FAQ

I get the error Input file {file_path} is not a fastq or fasta file. How do I solve this?

This happens when the pyfastx library cannot parse the input file(s) as Fastq or Fasta. Please check whether the files are correctly formatted and not corrupted. Plain and gzipped Fastq or Fasta files should work fine, other compression algorithms might not be supported. Check pyfastx docs for more information.

I get the error Mash is not installed. How do I solve this?

AuriClass relies on the availability of a Mash executable. Dependencies like mash and pyfastx can e.g. be installed through mamba/conda.

I expect that my sample is C. auris, but my test sample returns a FAIL message in the output report for the species check. How can I force AuriClass to run the full analysis anyway?

You can force AuriClass to run the whole analysis always by changing the QC thresholds, e.g. setting --non_candida_threshold 1. Use with caution, as an important QC step is disabled this way.

I get a warning stating "WARN: distance {distance} to closest sample is above threshold". What does this mean?

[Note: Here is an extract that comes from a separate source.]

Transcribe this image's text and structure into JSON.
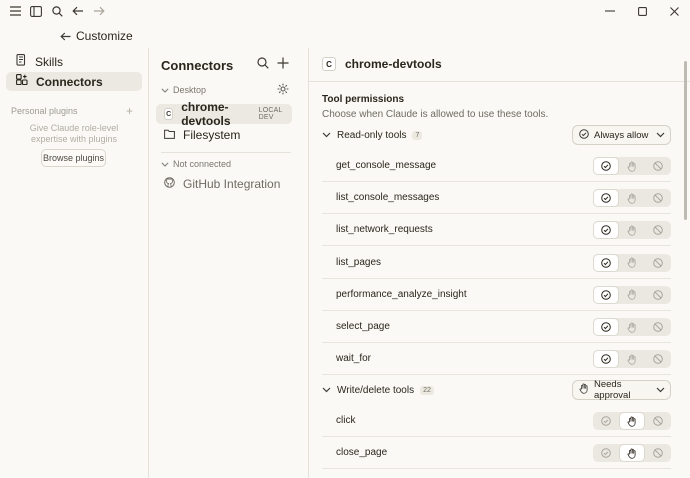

If the lowest distance observed is above the threshold controlled by --high_distance_threshold (default 0.003), a warning is emitted. This might mean a couple of different things, listed below. But first, it is important to realise that with assembled fasta input all samples will typically have lower distances to reference genomes than with fastq input, especially if the genomes are closely related. The relative differences remain, although absolute thresholds, like the one set by --high_distance_threshold could be lower for fasta input. Additionally, only supplying Illumina forward reads will show lower mash distances compared to supplying both forward and reverse reads.

With that in mind, the warning can mean the following: 1. Your sample is part of a new clade. It seems to be part of C. auris, but the distance from any known clade is relatively high. This would usually only be picked up for Illumina forward and reverse read inputs. 2. Your data (probably the reverse reads) are noisy.

In both cases, a comparative method with higher resolution (e.g. reference-based mapping phylogeny) would help solve what's wrong.

I see "SKIPPED" in the output report for QC columns. What does this mean?

If the sample fails the qc_species check (mash distance > --non_candida_threshold), the sample is assumed to be a species not related to Candida. Therefore, no further analysis is performed and the output report is immediately returned.

"SKIPPED" will also appear for QC_genome_size, QC_multiple_hits and QC_high_distance if you disable these check using --no_qc.

I want to build my own database and use this for this tool. How do I start?

You would need to select reference genomes and define their respective clades. A sketch of the reference genomes should be supplied to AuriClass using the -r flag, while a CSV file following the format of data/clade_config.csv should be supplied using the -c flag. Any related species which should be excluded from the analysis should be defined as "outgroup" in the clade configuration file.

Warning

Before using a new databases, you have to calibrate the thresholds and settings you're planning to use. In the calibration of the default dataset, it was clear that for example the minimal kmer coverage (-m in both AuriClass and Mash sketch) has a big influence on the exact value of mash distance. Other factors that should be considered are kmer size (-k) and sketch size (-s).

If you're missing certain reference genomes or if new clades need to be added, you can also open an issue on GitHub.